Die letzten Wochen waren für FC St.Gallen von Höhen und Tiefen geprägt. Während einige Spiele vielversprechend waren, gab es auch Rückschläge, die auf taktische Unstimmigkeiten hinweisen. Um im Kampf um die Spitzenplätze in der Liga konkurrenzfähig zu bleiben, sind einige Anpassungen notwendig.

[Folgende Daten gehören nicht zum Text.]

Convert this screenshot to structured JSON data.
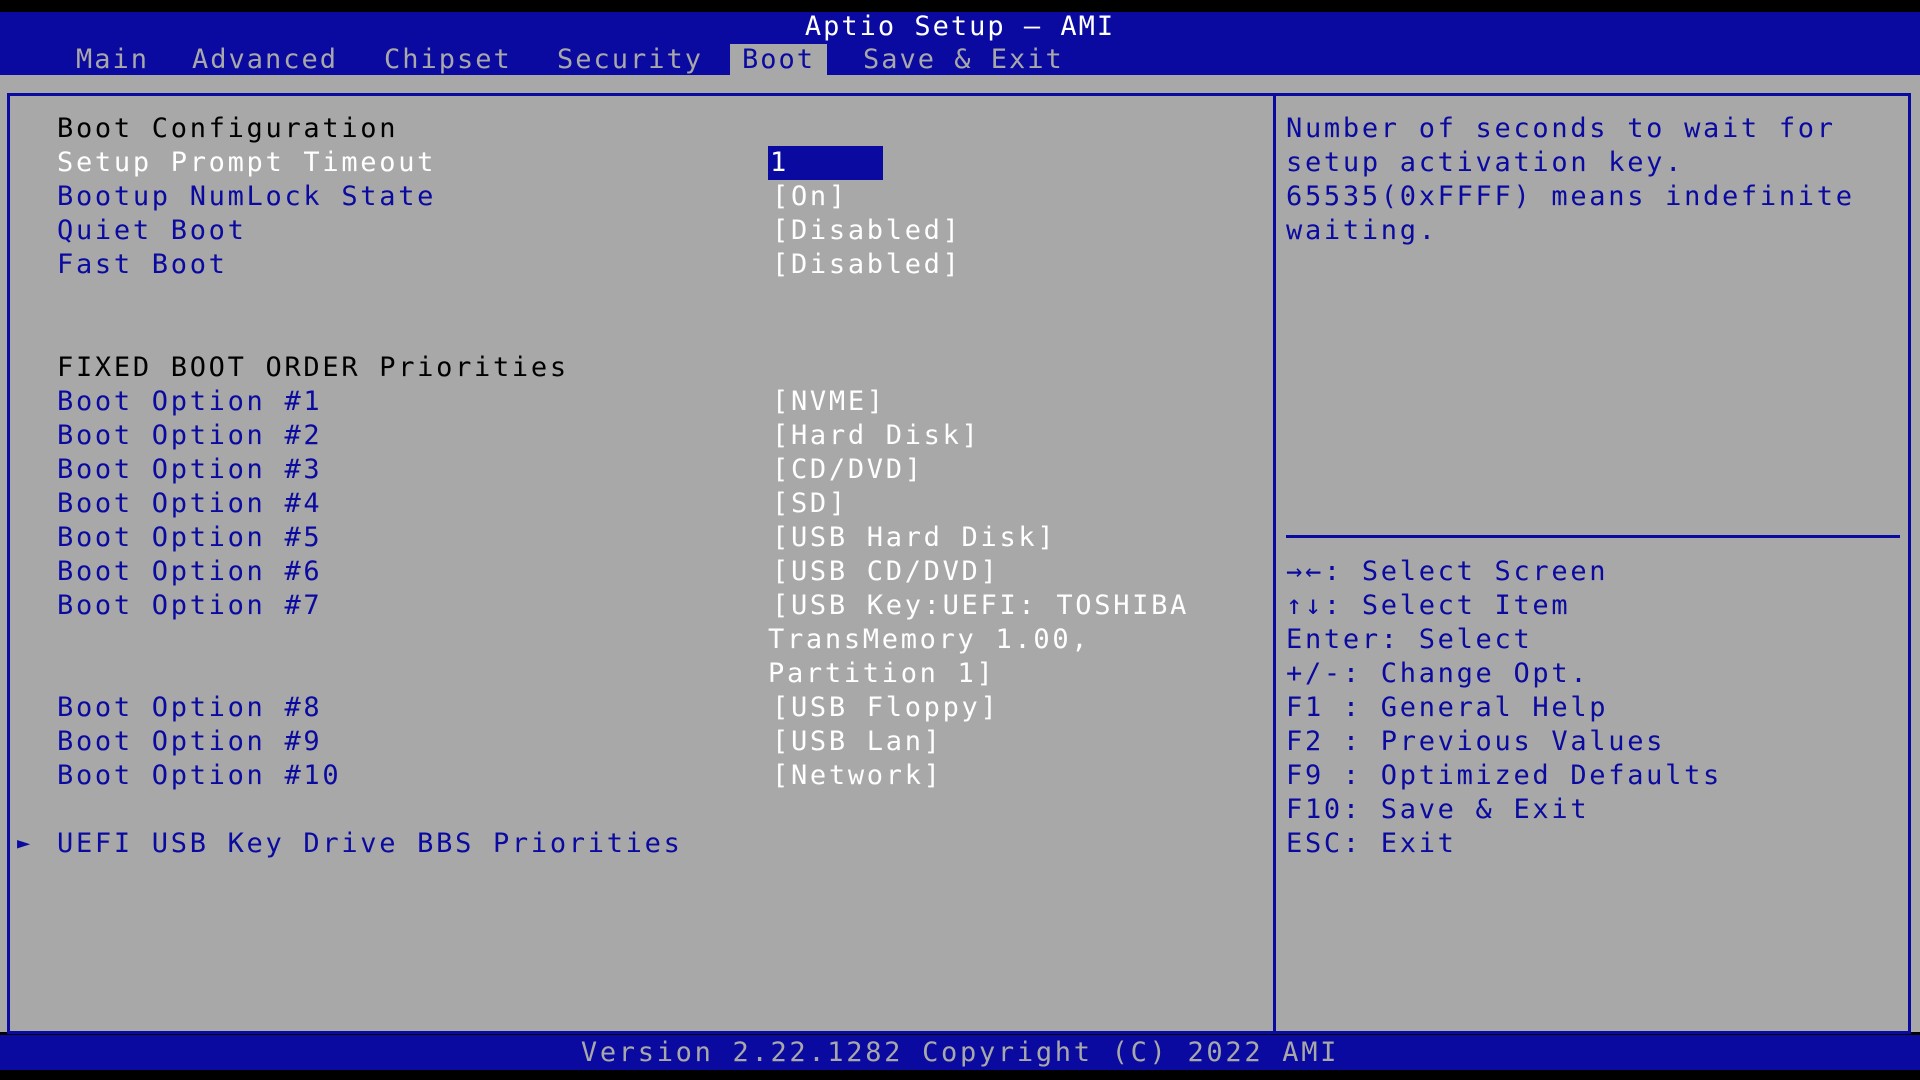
{
  "header": {
    "title": "Aptio Setup – AMI",
    "tabs": [
      {
        "label": "Main"
      },
      {
        "label": "Advanced"
      },
      {
        "label": "Chipset"
      },
      {
        "label": "Security"
      },
      {
        "label": "Boot"
      },
      {
        "label": "Save & Exit"
      }
    ],
    "active_tab": "Boot"
  },
  "settings": {
    "section_boot_config": "Boot Configuration",
    "setup_prompt_timeout": {
      "label": "Setup Prompt Timeout",
      "value": "1"
    },
    "numlock_state": {
      "label": "Bootup NumLock State",
      "value": "[On]"
    },
    "quiet_boot": {
      "label": "Quiet Boot",
      "value": "[Disabled]"
    },
    "fast_boot": {
      "label": "Fast Boot",
      "value": "[Disabled]"
    },
    "section_fixed_boot_order": "FIXED BOOT ORDER Priorities",
    "boot_options": [
      {
        "label": "Boot Option #1",
        "value": "[NVME]"
      },
      {
        "label": "Boot Option #2",
        "value": "[Hard Disk]"
      },
      {
        "label": "Boot Option #3",
        "value": "[CD/DVD]"
      },
      {
        "label": "Boot Option #4",
        "value": "[SD]"
      },
      {
        "label": "Boot Option #5",
        "value": "[USB Hard Disk]"
      },
      {
        "label": "Boot Option #6",
        "value": "[USB CD/DVD]"
      },
      {
        "label": "Boot Option #7",
        "value_lines": [
          "[USB Key:UEFI: TOSHIBA",
          "TransMemory 1.00,",
          "Partition 1]"
        ]
      },
      {
        "label": "Boot Option #8",
        "value": "[USB Floppy]"
      },
      {
        "label": "Boot Option #9",
        "value": "[USB Lan]"
      },
      {
        "label": "Boot Option #10",
        "value": "[Network]"
      }
    ],
    "submenu": {
      "arrow": "►",
      "label": "UEFI USB Key Drive BBS Priorities"
    }
  },
  "help_panel": {
    "description_lines": [
      "Number of seconds to wait for",
      "setup activation key.",
      "65535(0xFFFF) means indefinite",
      "waiting."
    ],
    "key_hints": [
      "→←: Select Screen",
      "↑↓: Select Item",
      "Enter: Select",
      "+/-: Change Opt.",
      "F1 : General Help",
      "F2 : Previous Values",
      "F9 : Optimized Defaults",
      "F10: Save & Exit",
      "ESC: Exit"
    ]
  },
  "footer": {
    "version": "Version 2.22.1282 Copyright (C) 2022 AMI"
  },
  "colors": {
    "bios_blue": "#0a0aa0",
    "bios_gray": "#a8a8a8",
    "text_white": "#ffffff",
    "text_black": "#000000"
  }
}
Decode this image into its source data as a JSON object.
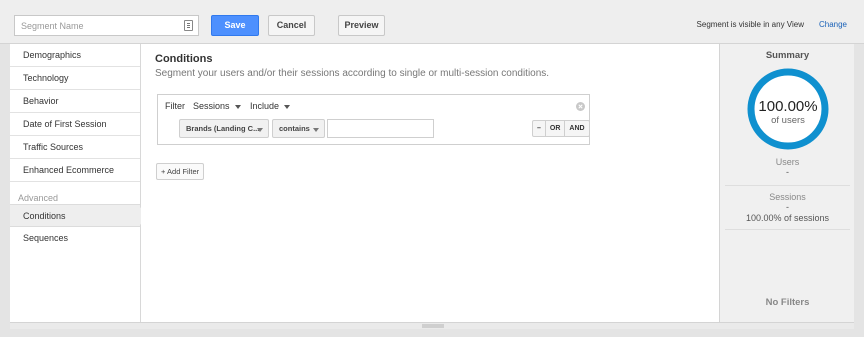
{
  "toolbar": {
    "segment_name_placeholder": "Segment Name",
    "save_label": "Save",
    "cancel_label": "Cancel",
    "preview_label": "Preview",
    "visibility_text": "Segment is visible in any View",
    "change_label": "Change"
  },
  "sidebar": {
    "items": [
      {
        "label": "Demographics"
      },
      {
        "label": "Technology"
      },
      {
        "label": "Behavior"
      },
      {
        "label": "Date of First Session"
      },
      {
        "label": "Traffic Sources"
      },
      {
        "label": "Enhanced Ecommerce"
      }
    ],
    "advanced_heading": "Advanced",
    "advanced_items": [
      {
        "label": "Conditions",
        "active": true
      },
      {
        "label": "Sequences",
        "active": false
      }
    ]
  },
  "main": {
    "title": "Conditions",
    "subtitle": "Segment your users and/or their sessions according to single or multi-session conditions.",
    "filter": {
      "label": "Filter",
      "scope": "Sessions",
      "mode": "Include",
      "dimension": "Brands (Landing C...",
      "operator": "contains",
      "value": "",
      "remove_label": "–",
      "or_label": "OR",
      "and_label": "AND"
    },
    "add_filter_label": "+ Add Filter"
  },
  "summary": {
    "title": "Summary",
    "percent": "100.00%",
    "percent_label": "of users",
    "gauge_color": "#0f90cf",
    "users_label": "Users",
    "users_value": "-",
    "sessions_label": "Sessions",
    "sessions_value": "-",
    "sessions_pct": "100.00% of sessions",
    "no_filters": "No Filters"
  }
}
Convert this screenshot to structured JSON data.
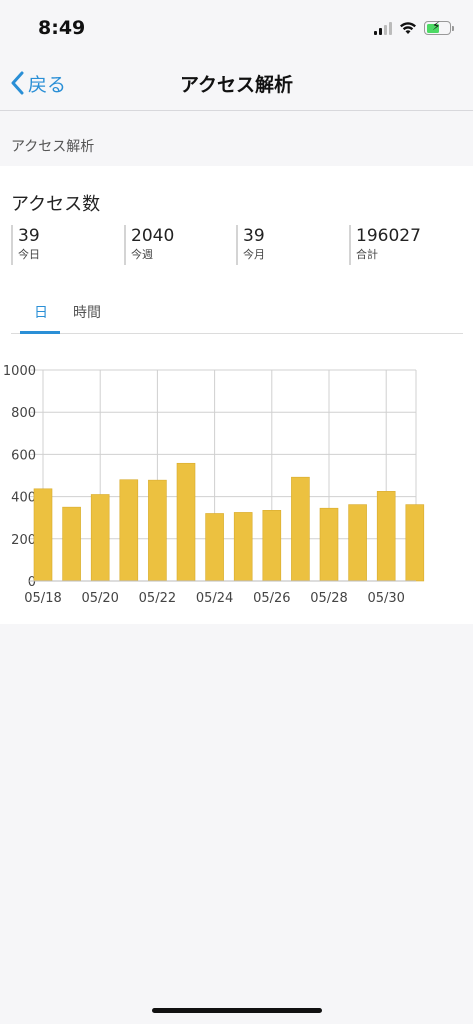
{
  "status_bar": {
    "time": "8:49"
  },
  "nav": {
    "back_label": "戻る",
    "title": "アクセス解析"
  },
  "section": {
    "header": "アクセス解析"
  },
  "card": {
    "title": "アクセス数",
    "stats": [
      {
        "value": "39",
        "label": "今日"
      },
      {
        "value": "2040",
        "label": "今週"
      },
      {
        "value": "39",
        "label": "今月"
      },
      {
        "value": "196027",
        "label": "合計"
      }
    ],
    "tabs": [
      {
        "label": "日",
        "active": true
      },
      {
        "label": "時間",
        "active": false
      }
    ]
  },
  "colors": {
    "accent": "#2a8fd6",
    "bar": "#ecc140",
    "bar_border": "#d8ac2e"
  },
  "chart_data": {
    "type": "bar",
    "x": [
      "05/18",
      "05/19",
      "05/20",
      "05/21",
      "05/22",
      "05/23",
      "05/24",
      "05/25",
      "05/26",
      "05/27",
      "05/28",
      "05/29",
      "05/30",
      "05/31"
    ],
    "values": [
      437,
      350,
      410,
      480,
      478,
      558,
      320,
      325,
      335,
      492,
      345,
      362,
      425,
      362
    ],
    "x_tick_labels": [
      "05/18",
      "05/20",
      "05/22",
      "05/24",
      "05/26",
      "05/28",
      "05/30"
    ],
    "y_ticks": [
      0,
      200,
      400,
      600,
      800,
      1000
    ],
    "ylim": [
      0,
      1000
    ],
    "grid": true
  }
}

Ein zentrales Problem liegt in der Defensive. Die Espen haben in den letzten Partien vermehrt Gegentore kassiert, oft aufgrund von individuellen Fehlern und mangelnder Abstimmung in der Abwehrreihe. Eine Umstellung auf eine Dreierkette könnte hier Abhilfe schaffen. Diese Formation würde nicht nur mehr Stabilität bringen, sondern auch die Möglichkeit bieten, das Mittelfeld zu verstärken, um die Kontrolle über das Spiel zu erhöhen.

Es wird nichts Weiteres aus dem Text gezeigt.